On Monday, clergy members and local community leaders led a peaceful demonstration outside of U.S. Senator Katie Britt’s office in Birmingham. The demonstration was part of the so-called “Moral Mondays” movement led by the Repairers of the Breach, a progressive nonprofit organization which emphasizes moral, religious and constitutional values as it looks to address systemic oppression and injustices in the U.S.
The Moral Mondays demonstrations involve prayer vigils, sit-ins and public witness at Congressional offices in direct response to the Republican “Big Beautiful Bill,” which levies dramatic cuts to healthcare, food assistance and other critical social services.
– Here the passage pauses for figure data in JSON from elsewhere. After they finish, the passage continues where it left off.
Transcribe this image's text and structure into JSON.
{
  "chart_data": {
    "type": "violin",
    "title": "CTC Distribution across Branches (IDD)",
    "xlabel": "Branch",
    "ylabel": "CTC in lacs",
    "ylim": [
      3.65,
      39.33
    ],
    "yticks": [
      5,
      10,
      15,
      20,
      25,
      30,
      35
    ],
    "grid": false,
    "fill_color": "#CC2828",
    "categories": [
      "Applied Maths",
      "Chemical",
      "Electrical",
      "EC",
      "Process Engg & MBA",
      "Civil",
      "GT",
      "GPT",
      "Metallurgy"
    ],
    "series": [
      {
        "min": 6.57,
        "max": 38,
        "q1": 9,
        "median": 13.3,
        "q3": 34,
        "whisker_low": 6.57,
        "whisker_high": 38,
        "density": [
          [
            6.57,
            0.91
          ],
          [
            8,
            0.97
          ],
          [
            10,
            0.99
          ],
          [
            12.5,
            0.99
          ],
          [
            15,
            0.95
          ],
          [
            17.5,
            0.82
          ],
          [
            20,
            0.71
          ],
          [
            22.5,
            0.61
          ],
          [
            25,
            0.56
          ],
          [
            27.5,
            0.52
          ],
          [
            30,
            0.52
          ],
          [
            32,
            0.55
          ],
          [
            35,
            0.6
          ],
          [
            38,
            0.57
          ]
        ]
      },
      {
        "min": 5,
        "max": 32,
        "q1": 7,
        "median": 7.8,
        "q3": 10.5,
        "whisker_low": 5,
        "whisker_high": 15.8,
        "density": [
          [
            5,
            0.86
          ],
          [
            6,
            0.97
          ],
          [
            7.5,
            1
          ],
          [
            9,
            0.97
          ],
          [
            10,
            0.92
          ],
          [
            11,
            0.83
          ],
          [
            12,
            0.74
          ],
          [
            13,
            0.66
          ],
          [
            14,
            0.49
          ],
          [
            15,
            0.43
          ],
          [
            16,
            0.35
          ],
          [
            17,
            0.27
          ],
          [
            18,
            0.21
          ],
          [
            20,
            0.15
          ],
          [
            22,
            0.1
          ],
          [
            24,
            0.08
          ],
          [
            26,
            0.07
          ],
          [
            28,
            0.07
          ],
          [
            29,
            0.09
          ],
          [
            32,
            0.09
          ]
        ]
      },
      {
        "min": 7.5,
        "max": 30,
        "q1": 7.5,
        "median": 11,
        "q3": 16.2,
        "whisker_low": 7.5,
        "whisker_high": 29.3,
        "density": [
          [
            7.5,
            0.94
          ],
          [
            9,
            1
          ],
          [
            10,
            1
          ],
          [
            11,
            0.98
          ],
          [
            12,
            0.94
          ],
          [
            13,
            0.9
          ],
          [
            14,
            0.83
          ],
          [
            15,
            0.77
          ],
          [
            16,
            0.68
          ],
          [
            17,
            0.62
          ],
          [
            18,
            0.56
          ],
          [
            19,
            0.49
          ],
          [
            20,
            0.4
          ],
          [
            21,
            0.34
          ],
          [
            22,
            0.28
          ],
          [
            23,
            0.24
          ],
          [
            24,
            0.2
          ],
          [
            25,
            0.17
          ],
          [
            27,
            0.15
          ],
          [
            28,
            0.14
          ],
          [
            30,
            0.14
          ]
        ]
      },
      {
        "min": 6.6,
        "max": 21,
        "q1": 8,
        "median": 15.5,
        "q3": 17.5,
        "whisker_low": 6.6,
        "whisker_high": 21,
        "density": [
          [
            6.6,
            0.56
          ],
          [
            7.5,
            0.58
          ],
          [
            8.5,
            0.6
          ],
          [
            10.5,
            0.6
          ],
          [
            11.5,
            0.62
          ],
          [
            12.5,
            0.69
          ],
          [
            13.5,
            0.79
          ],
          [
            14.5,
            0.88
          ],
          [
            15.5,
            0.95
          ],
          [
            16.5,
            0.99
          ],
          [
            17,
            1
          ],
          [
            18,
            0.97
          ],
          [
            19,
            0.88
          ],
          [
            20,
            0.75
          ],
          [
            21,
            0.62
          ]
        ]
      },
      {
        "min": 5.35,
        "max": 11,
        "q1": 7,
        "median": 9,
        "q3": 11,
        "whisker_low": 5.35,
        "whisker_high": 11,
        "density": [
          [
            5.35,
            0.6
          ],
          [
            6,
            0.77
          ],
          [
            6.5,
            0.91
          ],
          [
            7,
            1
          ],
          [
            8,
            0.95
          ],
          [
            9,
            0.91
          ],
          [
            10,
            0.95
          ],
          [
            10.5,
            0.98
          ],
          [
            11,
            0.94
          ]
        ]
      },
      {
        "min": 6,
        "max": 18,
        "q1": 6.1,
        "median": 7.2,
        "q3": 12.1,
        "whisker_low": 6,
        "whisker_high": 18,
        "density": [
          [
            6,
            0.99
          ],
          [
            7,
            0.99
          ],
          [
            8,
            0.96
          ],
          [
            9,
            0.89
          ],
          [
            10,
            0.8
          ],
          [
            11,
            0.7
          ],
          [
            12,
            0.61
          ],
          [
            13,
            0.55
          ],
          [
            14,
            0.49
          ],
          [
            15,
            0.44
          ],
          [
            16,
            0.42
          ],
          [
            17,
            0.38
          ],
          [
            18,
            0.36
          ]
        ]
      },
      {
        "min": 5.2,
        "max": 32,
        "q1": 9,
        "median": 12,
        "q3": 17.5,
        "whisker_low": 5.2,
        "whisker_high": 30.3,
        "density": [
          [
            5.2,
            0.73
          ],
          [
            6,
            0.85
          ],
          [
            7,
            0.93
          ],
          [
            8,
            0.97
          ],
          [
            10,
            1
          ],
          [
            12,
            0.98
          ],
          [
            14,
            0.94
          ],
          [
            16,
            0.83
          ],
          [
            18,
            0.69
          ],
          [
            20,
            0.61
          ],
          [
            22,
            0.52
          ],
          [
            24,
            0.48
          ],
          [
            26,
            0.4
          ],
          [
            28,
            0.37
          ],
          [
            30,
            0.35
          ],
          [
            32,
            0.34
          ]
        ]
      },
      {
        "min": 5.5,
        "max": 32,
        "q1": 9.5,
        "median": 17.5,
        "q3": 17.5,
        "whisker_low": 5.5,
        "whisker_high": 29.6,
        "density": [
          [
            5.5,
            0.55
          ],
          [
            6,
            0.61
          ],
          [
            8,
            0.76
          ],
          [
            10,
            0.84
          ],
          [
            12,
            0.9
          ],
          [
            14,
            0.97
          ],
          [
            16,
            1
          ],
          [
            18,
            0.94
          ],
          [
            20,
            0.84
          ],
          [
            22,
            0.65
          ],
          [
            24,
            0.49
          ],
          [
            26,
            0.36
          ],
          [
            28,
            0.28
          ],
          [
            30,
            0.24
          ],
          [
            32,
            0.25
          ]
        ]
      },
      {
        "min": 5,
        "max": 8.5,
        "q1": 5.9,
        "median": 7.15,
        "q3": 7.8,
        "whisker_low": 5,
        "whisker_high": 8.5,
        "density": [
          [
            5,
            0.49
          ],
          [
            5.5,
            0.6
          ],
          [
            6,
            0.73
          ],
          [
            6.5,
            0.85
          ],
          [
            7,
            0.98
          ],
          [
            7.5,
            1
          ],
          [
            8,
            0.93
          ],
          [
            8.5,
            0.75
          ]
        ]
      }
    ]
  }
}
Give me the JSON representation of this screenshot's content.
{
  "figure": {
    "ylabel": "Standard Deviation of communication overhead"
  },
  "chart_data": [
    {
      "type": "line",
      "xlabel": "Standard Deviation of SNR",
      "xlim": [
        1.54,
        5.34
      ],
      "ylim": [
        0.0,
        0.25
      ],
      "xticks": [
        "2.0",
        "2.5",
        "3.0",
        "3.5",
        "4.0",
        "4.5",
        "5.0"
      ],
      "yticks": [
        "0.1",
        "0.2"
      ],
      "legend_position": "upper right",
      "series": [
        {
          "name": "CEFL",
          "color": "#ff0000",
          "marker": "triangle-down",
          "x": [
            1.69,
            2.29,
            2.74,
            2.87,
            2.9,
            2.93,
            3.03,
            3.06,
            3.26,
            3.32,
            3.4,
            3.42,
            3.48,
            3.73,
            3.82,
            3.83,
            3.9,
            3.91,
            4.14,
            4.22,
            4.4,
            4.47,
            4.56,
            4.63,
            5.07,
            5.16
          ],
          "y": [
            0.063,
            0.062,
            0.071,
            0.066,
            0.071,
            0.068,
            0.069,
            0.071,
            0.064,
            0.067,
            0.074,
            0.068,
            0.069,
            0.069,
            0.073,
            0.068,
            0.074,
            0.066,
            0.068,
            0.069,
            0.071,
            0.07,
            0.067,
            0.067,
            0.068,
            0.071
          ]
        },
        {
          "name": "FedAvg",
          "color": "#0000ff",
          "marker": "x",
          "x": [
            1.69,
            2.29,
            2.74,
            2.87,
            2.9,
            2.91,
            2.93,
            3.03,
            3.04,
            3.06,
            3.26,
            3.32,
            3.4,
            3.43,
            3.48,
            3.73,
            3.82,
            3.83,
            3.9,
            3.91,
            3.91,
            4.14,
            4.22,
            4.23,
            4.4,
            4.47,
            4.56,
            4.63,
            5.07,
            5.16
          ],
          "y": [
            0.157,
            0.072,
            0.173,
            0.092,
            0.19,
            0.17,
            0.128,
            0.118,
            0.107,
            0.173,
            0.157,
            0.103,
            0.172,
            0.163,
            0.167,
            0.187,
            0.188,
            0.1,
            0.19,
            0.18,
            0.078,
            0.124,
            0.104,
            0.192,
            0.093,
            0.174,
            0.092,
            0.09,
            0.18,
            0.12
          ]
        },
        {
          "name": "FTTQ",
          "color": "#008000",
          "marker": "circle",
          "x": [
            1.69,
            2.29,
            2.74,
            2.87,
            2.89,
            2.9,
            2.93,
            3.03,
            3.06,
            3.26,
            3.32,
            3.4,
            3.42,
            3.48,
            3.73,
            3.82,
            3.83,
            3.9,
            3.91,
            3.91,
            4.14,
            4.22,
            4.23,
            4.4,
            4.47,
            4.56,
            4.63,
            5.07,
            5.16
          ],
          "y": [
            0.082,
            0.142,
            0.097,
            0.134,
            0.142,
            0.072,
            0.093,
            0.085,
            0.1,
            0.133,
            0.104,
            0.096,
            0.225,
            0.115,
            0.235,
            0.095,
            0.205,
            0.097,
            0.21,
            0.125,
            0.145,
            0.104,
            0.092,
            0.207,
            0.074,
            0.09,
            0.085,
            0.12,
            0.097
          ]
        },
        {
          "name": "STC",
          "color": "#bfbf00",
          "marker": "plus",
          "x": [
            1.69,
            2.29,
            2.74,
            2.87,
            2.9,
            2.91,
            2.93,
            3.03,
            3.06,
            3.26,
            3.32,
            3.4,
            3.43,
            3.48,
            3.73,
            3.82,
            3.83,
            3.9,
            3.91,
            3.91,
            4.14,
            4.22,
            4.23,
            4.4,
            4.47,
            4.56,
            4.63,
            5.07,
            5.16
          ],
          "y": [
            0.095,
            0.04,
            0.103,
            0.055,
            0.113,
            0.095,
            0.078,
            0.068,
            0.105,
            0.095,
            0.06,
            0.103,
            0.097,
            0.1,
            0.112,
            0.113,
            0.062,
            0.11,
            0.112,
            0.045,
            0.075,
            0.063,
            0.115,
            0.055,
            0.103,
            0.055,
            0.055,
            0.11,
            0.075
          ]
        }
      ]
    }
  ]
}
The protests also come as Democrats refuse to sign onto a Republican budget to reopen the government unless some of those aforementioned cuts—specifically to Medicaid and the Affordable Care Act enhanced premium tax credits—are reversed.
In an official statement Monday, Repairers of the Breach President Bishop William J. Barber II denounced Republicans’ refusal to restore healthcare funding to end the shutdown, decried the GOP’s use of “Christian values” as a political cudgel, and called for continued “nonviolent moral resistance” against the Trump administration and its policies. Barber also acknowledged the organization’s solidarity with the October 18 “No Kings” protests, which saw millions of Americans take to the streets over the weekend to protest the Trump administration.
“Politicians shamelessly traded lives for leverage to pass the big, deadly, destructive budget bill. Every day the shutdown continues, these same politicians are proving that they’re willing to squeeze even more people out of health care if it means scoring political points. Even more horrifyingly, we are seeing leaders invoke ‘Christian values’ to justify policies that harm the very people Jesus called us to care for. While the government may be shut down, our moral responsibility cannot,” said Barber, president and senior lecturer of Repairers of the Breach. “As we join nationwide ‘No Kings’ protests this weekend, we are reminded that the only force strong enough to confront policy evil is nonviolent moral resistance rooted in faith, love, and truth.”
In Alabama, the Repairers of the Breach are specifically calling on Britt and Senator Tommy Tuberville to end their support for the “Big Beautiful Bill” and to repeal cuts to Medicaid, the Supplemental Nutrition Assistance Program and other “essential social safety net programs.”
“Religious and moral leaders have a sacred duty to stand with all of our neighbors—not only those in our congregations, but every person harmed by policy violence like the so-called ‘Big Ugly Deadly Bill,’” said Reverend Carolyn Foster of Greater Birmingham Ministries. “This cruel legislation strips health care and food assistance from women, children, the elderly, and the disabled. We call on Senators Britt and Tuberville to repeal this law and end the suffering it is inflicting on Alabamians already fighting to make ends meet.”
The organizers also stated that the government shutdown has become a “full-blown moral crisis” which threatens to punish working class and low-income families by “cutting health care, food assistance, and essential programs, while politicians trade lives for leverage.”
The Repairers of the Breach hope that their demonstrations encourage Britt, Tuberville and their Republican colleagues to end the shutdown and enact a “moral budget that protects human life and dignity.”